The creation of a new office in the State Department to oversee implementation of both international and domestic sanctions is evidence of the importance of economic penalties as a U.S. foreign policy tool against nations such as Iran and North Korea, one issue expert said on Friday.
The department’s new sanctions office will be led by Ambassador Dan Fried, who formerly directed the Obama administration’s efforts to shutter the Guantanamo Bay detention facility in Cuba.
“I think this is a very critical position,” said George Lopez, a past member of the U.N. Security Council’s expert panel on North Korea sanctions.
He explained that sanctions programs focused on nonproliferation frequently involve input from a host of U.S. agencies such as State, Treasury, Energy, the CIA, and specialized task forces on science and technology.
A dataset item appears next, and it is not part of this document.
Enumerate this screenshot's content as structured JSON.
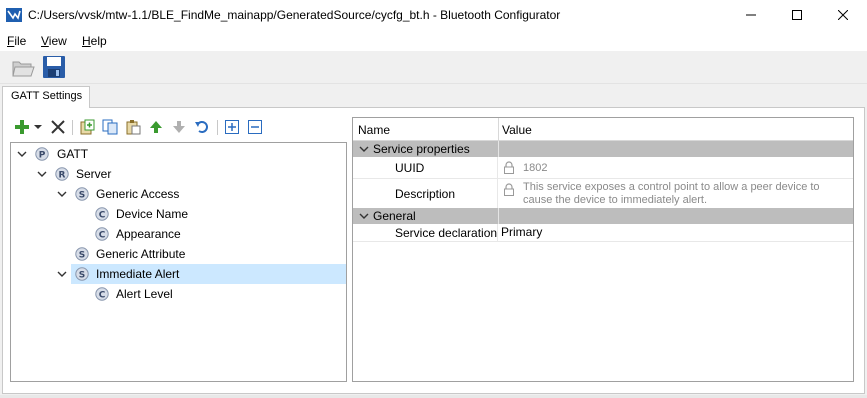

The new Foggy Bottom office can now coordinate these discussions. “So the role of this new office will be kind of a schematic coordination … keeping fingers on various pulses that are important at various times,” according to Lopez.
State Department spokeswoman Victoria Nuland on Wednesday explained the rationale for creating the sanctions office: “The idea here was to create a single office with maximum experience on sanctions and to follow both implementation of sanctions, new sanctions, and relief of sanctions,” she said.
“The concern was that we’ve got pieces of sanctions in many different pieces of legislation, that affect many different relationships around the world, and that it was time, rather than doing this on a regional basis, to centralize the way we looked at how we implement sanctions,” she said.
Fried will take over sanctions responsibilities formerly held by Robert Einhorn, the State Department's special adviser for nonproliferation and arms control. Nuland said Einhorn would continue to focus on diplomacy efforts around nuclear outlier nations such as Iran and North Korea.
Lopez said the U.S. government has accepted that effective sanctions must be pursued as a “very sophisticated surgical operation” that “demands a high degree of specialization” instead of being just one of many responsibilities of country desk officers at State.
Fried’s staff in the sanctions office is expected to initially encompass six to eight staffers, as well as a new No. 2 – one-time National Security Council official Richard Nephew, according to a report by Foreign Policy’s Cable blog, which cited an unidentified State Department official.
The ambassador is expected to take on a public role in promoting the utility of sanctions. “I think that is big for State to have a real visible point person for sanctions,” said a source familiar with sanctions efforts who asked to be unidentified so that he could speak frankly about the issue.
The United States has implemented asset freezes and other economic penalties against Iran over its alleged pursuit of a nuclear-weapon capability, along with successfully pushing for four rounds of U.N. punishments. Sanctions have also been issued against North Korea, Syria, and other nations believed to pose proliferation or security dangers.
Fried will also deal with sanctions covering nations such as Cuba and Russia and on measures that are in place for reasons unrelated to proliferation concerns.
In the past, some State Department officials have had “real Treasury Department envy,” the source said.
The Treasury Department for nearly a decade has had an undersecretary for terrorism and financial intelligence who leads an office focused on cutting funding streams to terrorist organizations, WMD proliferators, and other security threats. The current undersecretary is David Cohen.
There’s been a lot of “hand-wringing” in Foggy Bottom about not having the right tools to maximize the effectiveness of sanctions, according to the source, who credited newly retired Secretary of State Hillary Clinton with bringing a renewed focus to the issue at the department.
Lopez predicted that Fried would initially study how to respond to another nuclear test by North Korea -- an event that is expected to happen imminently. “I think he is already staying up at night worrying about what we do about that one,” said the University of Notre Dame international relations professor.Washington already has in place harsh domestic sanctions that ban the import of all North Korean-made products. Securing tougher international sanctions by the Security Council is likely to prove difficult as veto holder China traditionally opposes measures that target its longtime ally. Council resolutions presently ban all weapons trade with Pyongyang as well as the export of luxury products to the pariah state.